In operation, the auger 38 is driven at a rate designed to move toner from the container 35 into the dispensing reservoir 30 at a rate greater than that at which it is being dispensed from the reservoir 30 by the dispenser roll 21. This excessive delivery rate eventually results in the reservoir 30 filling up with toner above the level of the common wall 15, as shown in FIG. 2. After this point is reached further toner delivery to the reservoir 30 results in toner spilling over the wall 15 into the return reservoir 40 from whence the auger transport 37 returns it to the remote toner container 35. The auger 41 is driven at a rate sufficient to prevent the build up of toner in the reservoir 40 above the height of the wall 15.

Summarizing the process of the invention, toner 31 from a remote toner container is continuously delivered to a fixed volume dispensing reservoir of a toner dispenser at a rate in excess of the rate at which toner is being added to the development system. The above action leads to the creation of a spillover or excess toner flow and this overflow is collected in a return reservoir from which toner is continuously withdrawn back to the remote toner container. Flexible auger transports serve to move toner to and from the dispenser. The spillover arrangement comprises adjacent reservoirs sharing a common wall, the level of the common wall operating to maintain a constant toner level in the reservoir and to direct excess toner into the return reservoir. The height of the common wall must, of course be lower than the height of the other reservoir walls in order to operate in the manner described, but the exact height is preselected to result in a uniform dispensing rate from the dispenser roll.

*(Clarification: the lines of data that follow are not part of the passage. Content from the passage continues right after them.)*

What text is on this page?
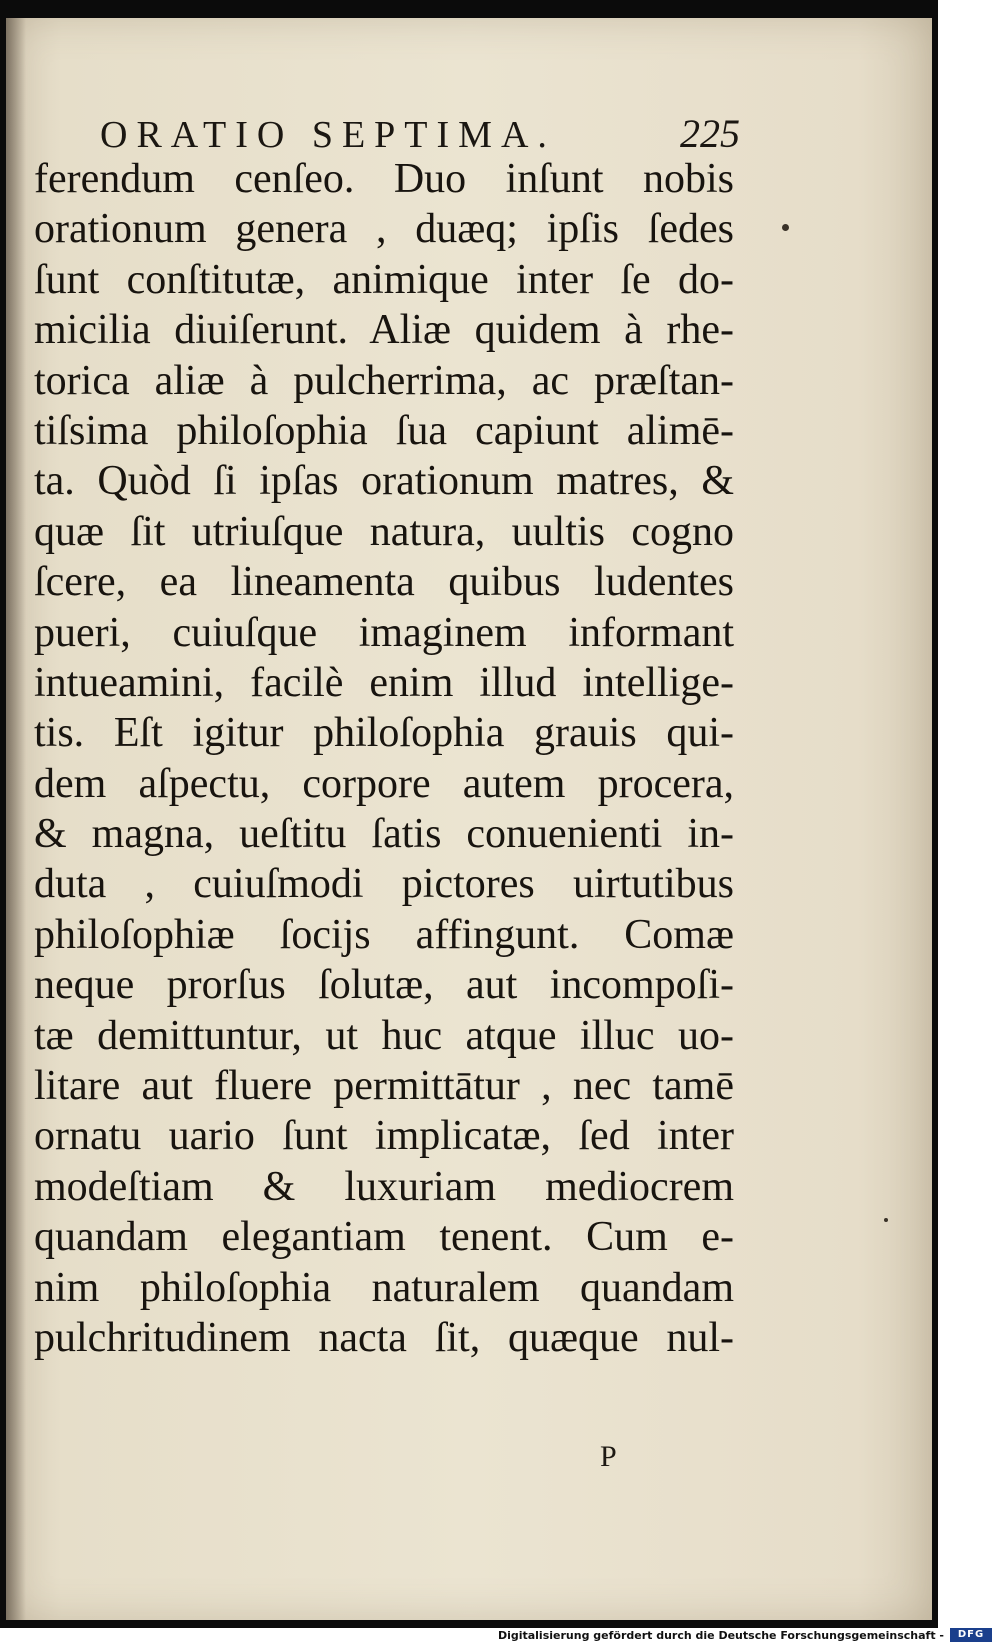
ORATIO SEPTIMA.	225
ferendum cenſeo. Duo inſunt nobis
orationum genera , duæq; ipſis ſedes
ſunt conſtitutæ, animique inter ſe do-
micilia diuiſerunt. Aliæ quidem à rhe-
torica aliæ à pulcherrima, ac præſtan-
tiſsima philoſophia ſua capiunt alimē-
ta. Quòd ſi ipſas orationum matres, &
quæ ſit utriuſque natura, uultis cogno
ſcere, ea lineamenta quibus ludentes
pueri, cuiuſque imaginem informant
intueamini, facilè enim illud intellige-
tis. Eſt igitur philoſophia grauis qui-
dem aſpectu, corpore autem procera,
& magna, ueſtitu ſatis conuenienti in-
duta , cuiuſmodi pictores uirtutibus
philoſophiæ ſocijs affingunt. Comæ
neque prorſus ſolutæ, aut incompoſi-
tæ demittuntur, ut huc atque illuc uo-
litare aut fluere permittātur , nec tamē
ornatu uario ſunt implicatæ, ſed inter
modeſtiam & luxuriam mediocrem
quandam elegantiam tenent. Cum e-
nim philoſophia naturalem quandam
pulchritudinem nacta ſit, quæque nul-
P
Digitalisierung gefördert durch die Deutsche Forschungsgemeinschaft -	DFG
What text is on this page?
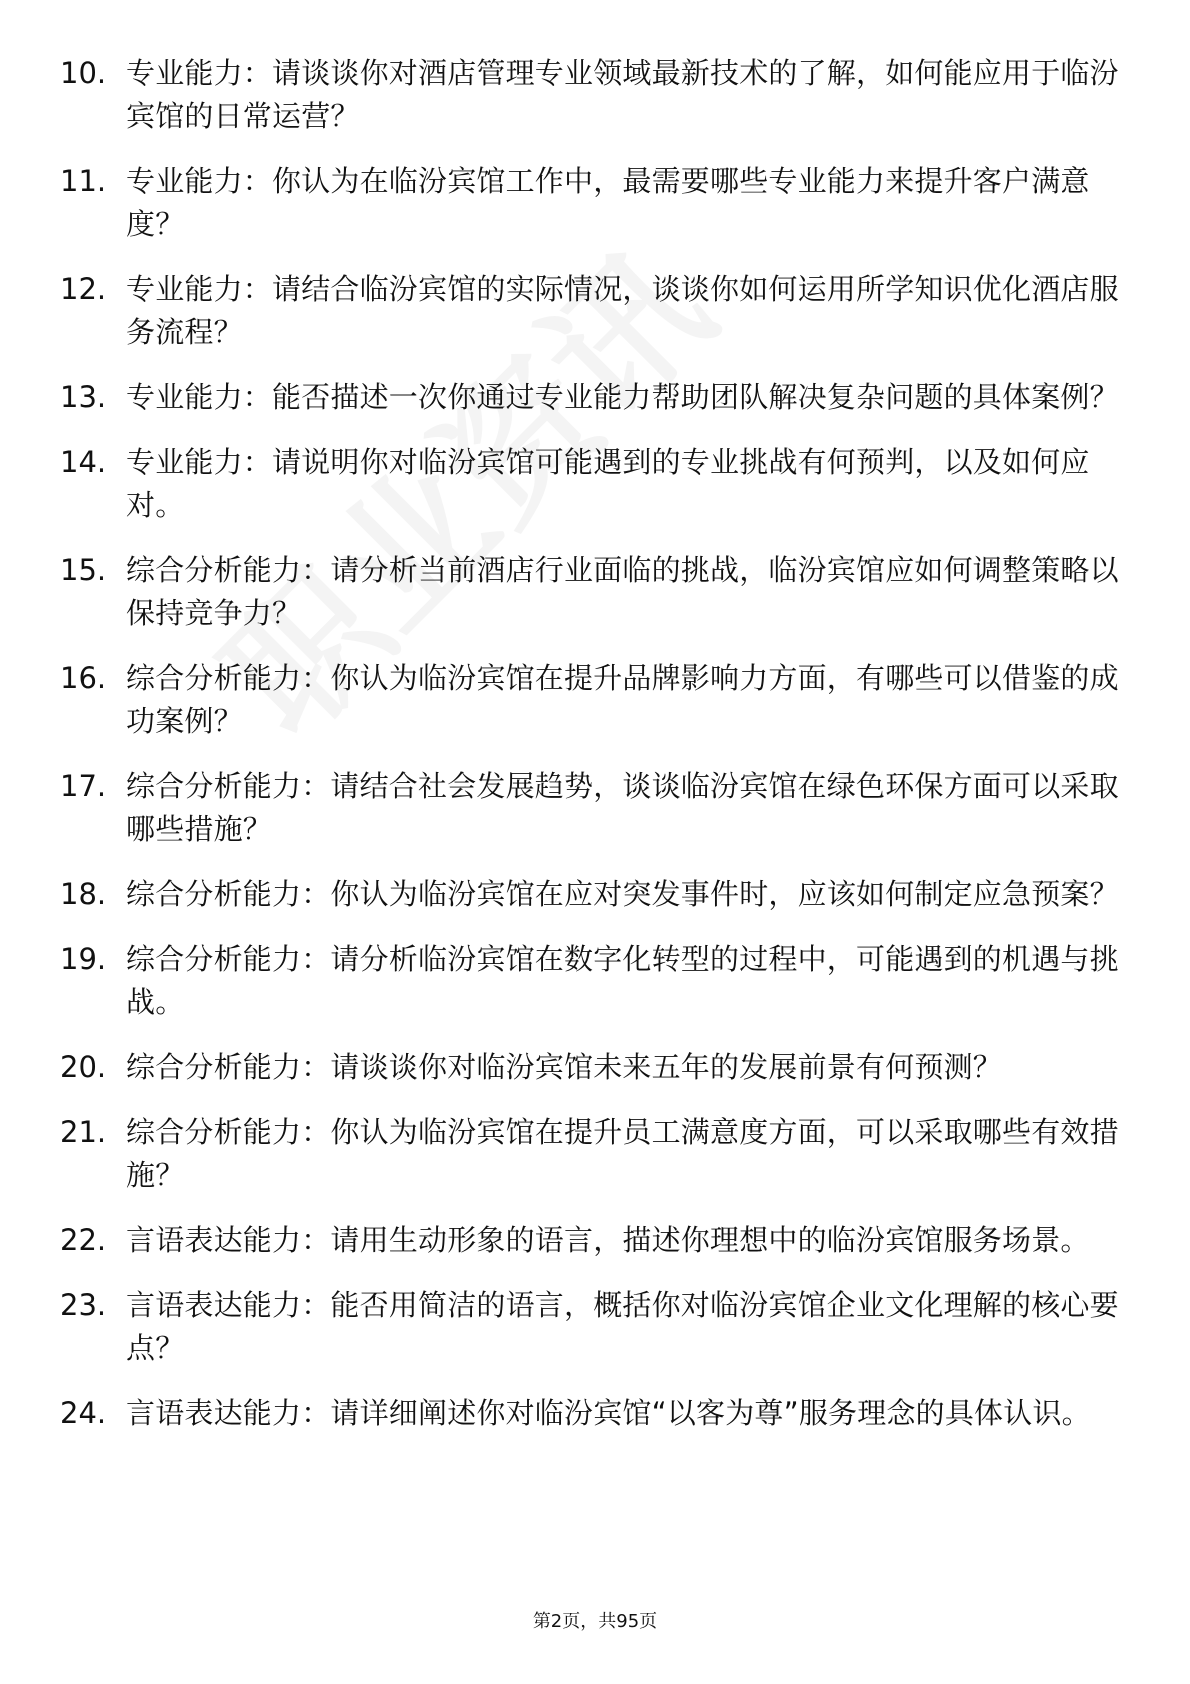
10. 专业能力：请谈谈你对酒店管理专业领域最新技术的了解，如何能应用于临汾宾馆的日常运营？
11. 专业能力：你认为在临汾宾馆工作中，最需要哪些专业能力来提升客户满意度？
12. 专业能力：请结合临汾宾馆的实际情况，谈谈你如何运用所学知识优化酒店服务流程？
13. 专业能力：能否描述一次你通过专业能力帮助团队解决复杂问题的具体案例？
14. 专业能力：请说明你对临汾宾馆可能遇到的专业挑战有何预判，以及如何应对。
15. 综合分析能力：请分析当前酒店行业面临的挑战，临汾宾馆应如何调整策略以保持竞争力？
16. 综合分析能力：你认为临汾宾馆在提升品牌影响力方面，有哪些可以借鉴的成功案例？
17. 综合分析能力：请结合社会发展趋势，谈谈临汾宾馆在绿色环保方面可以采取哪些措施？
18. 综合分析能力：你认为临汾宾馆在应对突发事件时，应该如何制定应急预案？
19. 综合分析能力：请分析临汾宾馆在数字化转型的过程中，可能遇到的机遇与挑战。
20. 综合分析能力：请谈谈你对临汾宾馆未来五年的发展前景有何预测？
21. 综合分析能力：你认为临汾宾馆在提升员工满意度方面，可以采取哪些有效措施？
22. 言语表达能力：请用生动形象的语言，描述你理想中的临汾宾馆服务场景。
23. 言语表达能力：能否用简洁的语言，概括你对临汾宾馆企业文化理解的核心要点？
24. 言语表达能力：请详细阐述你对临汾宾馆“以客为尊”服务理念的具体认识。
第2页，共95页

Thus, toner 31 is continuously delivered to the dispenser 10 and withdrawn therefrom. The toner 31 in reservoir 30 in time reaches a preselected level at approximately the height of wall 65 and is thereafter maintained at this approximate level by the continuous feed and return of toner.

Since many changes can be made in the above construction and many widely different specific embodiments of this invention could be made without departing from the teaching thereof, it is intended that all matters contained herein be interpreted as illustrative and not in a limiting sense.